A fronte dei variegati orientamenti dottrinali, la giurisprudenza di legittimità ha applicato, a seconda delle ipotesi, il criterio della volontà, quello della prevalenza del lavoro sulla materia o quello della produzione ordinaria, talvolta anche ricorrendo ad essi in modo cumulativo.
“Ai fini della qualificazione come compravendita anziché come appalto di un contratto che abbia per oggetto la pavimentazione in gomma di un locale con fornitura del materiale, non sono elementi decisivi né il fatto che il destinatario della prestazione abbia acquistato il materiale senza interessarsi del processo produttivo di esso, né il fatto che il costo del materiale sia alquanto superiore a quello della messa in opera, ben potendo l’obbligazione di fare assumere importanza determinante rispetto a quella di dare nonostante il particolare pregio dei materiali impiegati” (Cass., 10 giugno 1966, n. 1527);
“Con riguardo al contratto avente ad oggetto la costruzione ed installazione di un impianto, la configurabilità di una vendita di cosa futura, anziché di un appalto, ove le parti abbiano considerato l’attività produttiva come mero strumento per ottenere il bene da trasferire, va riconosciuta non soltanto quando detto impianto configuri un prodotto strettamente di serie del venditore, ma anche quando, pur rientrando nella sua normale attività e non richiedendo modifiche della sua organizzazione imprenditoriale, debba presentare caratteristiche e qualità specifiche, con riguardo al compratore, ed espressamente promesse dal venditore medesimo, sì da giustificare, in caso di mancanza, la risoluzione a norma dell’art. 1497 c.c.” (Cass., sez. un., 17 febbraio 1983, n. 1196);
“Ai fini della distinzione fra vendita ed appalto, in casi in cui la prestazione di una parte consiste sia in un dare che in un fare, occorre avere riguardo allo scopo essenziale del negozio ed al significato che, in relazione ad esso, la fornitura della materia e la prestazione d’opera assumono nella comune intenzione delle parti, in vista del risultato che essi tendono a conseguire.
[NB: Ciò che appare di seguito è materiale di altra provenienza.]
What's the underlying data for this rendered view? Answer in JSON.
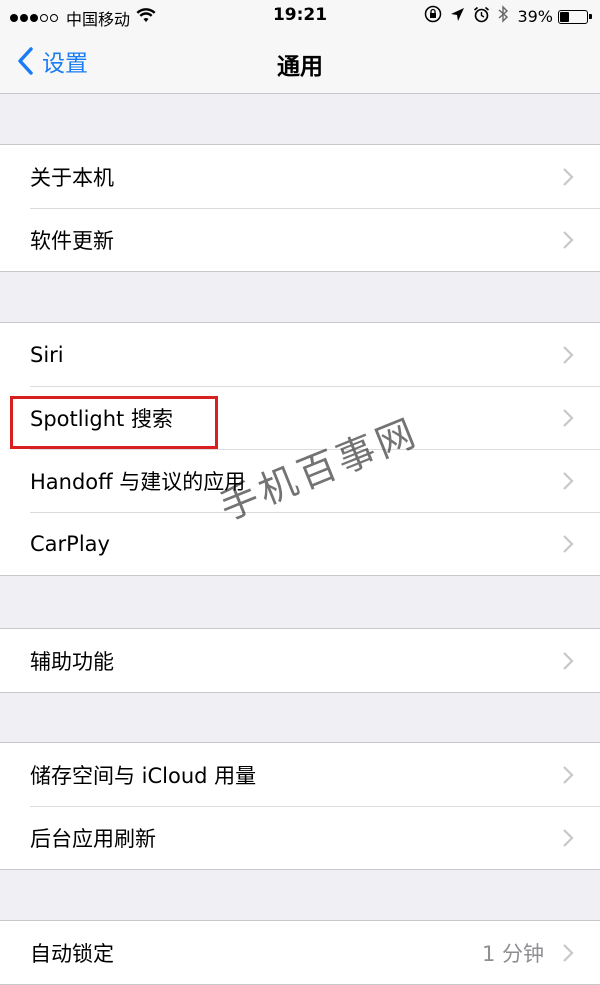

Si configura, pertanto, non una vendita, ma un appalto allorché la prestazione della materia costituisce un semplice mezzo per la produzione di un’opera che sia lo scopo essenziale del negozio, di modo che le modifiche da apportare a cose, pur rientranti nella normale attività produttiva dell’imprenditore che si obbliga a fornirle ad altri, consistono non già in accorgimenti marginali e secondari diretti ad adattarle alle specifiche esigenze del destinatario della prestazione, ma siano tali da dar luogo ad un “opus perfectum” di valore determinante al fine del risultato da fornire alla controparte” (Cass., sez. un., 9 giugno 1992, n. 7073);
“Ai fini della differenziazione tra i contratti di appalto e vendita, quando alla prestazione di fare caratterizzante l’appalto, si affianchi anche a quella di dare, caratterizzante la vendita (come nella ipotesi in cui i materiali siano forniti dallo stesso appaltatore), si deve avere riguardo alla prevalenza o meno del lavoro sulla materia, da considerarsi, però, non in senso oggettivo, ma in relazione alla volontà dei contraenti, al fine di accertare, nei singoli casi, se la somministrazione della materia sia un semplice mezzo per la produzione dell’opera ed il lavoro lo scopo del negozio (appalto) oppure se il lavoro sia il mezzo per la trasformazione della materia ed il conseguimento della cosa si configuri invece come l’effettiva finalità del negozio medesimo (vendita)” (Cass., 2 agosto 2002, n. 11602);
“Ai fini della differenziazione tra i contratti di appalto e di vendita (di cosa futura), costituisce criterio fondamentale quello della prevalenza o meno del lavoro sulla fornitura della materia, mentre il riferimento alla comune intenzione delle parti rappresenta criterio suppletivo” (Cass., 20 aprile 2006, n. 9320);
Spesso, con riguardo alla fornitura di cose mobili, la giurisprudenza considerato rilevante l’indagine sull’attività richiesta dal committente qualificando l’accordo come vendita ove il bene rientrasse nell’ordinaria produzione, anche se fossero state richieste marginali e secondarie variazioni e modifiche, come appalto, ove, invece, fosse necessario un’attività produttiva finalizzata a tenere conto delle specifiche finalità del committente, anche attraverso la consegna di un progetto da realizzare.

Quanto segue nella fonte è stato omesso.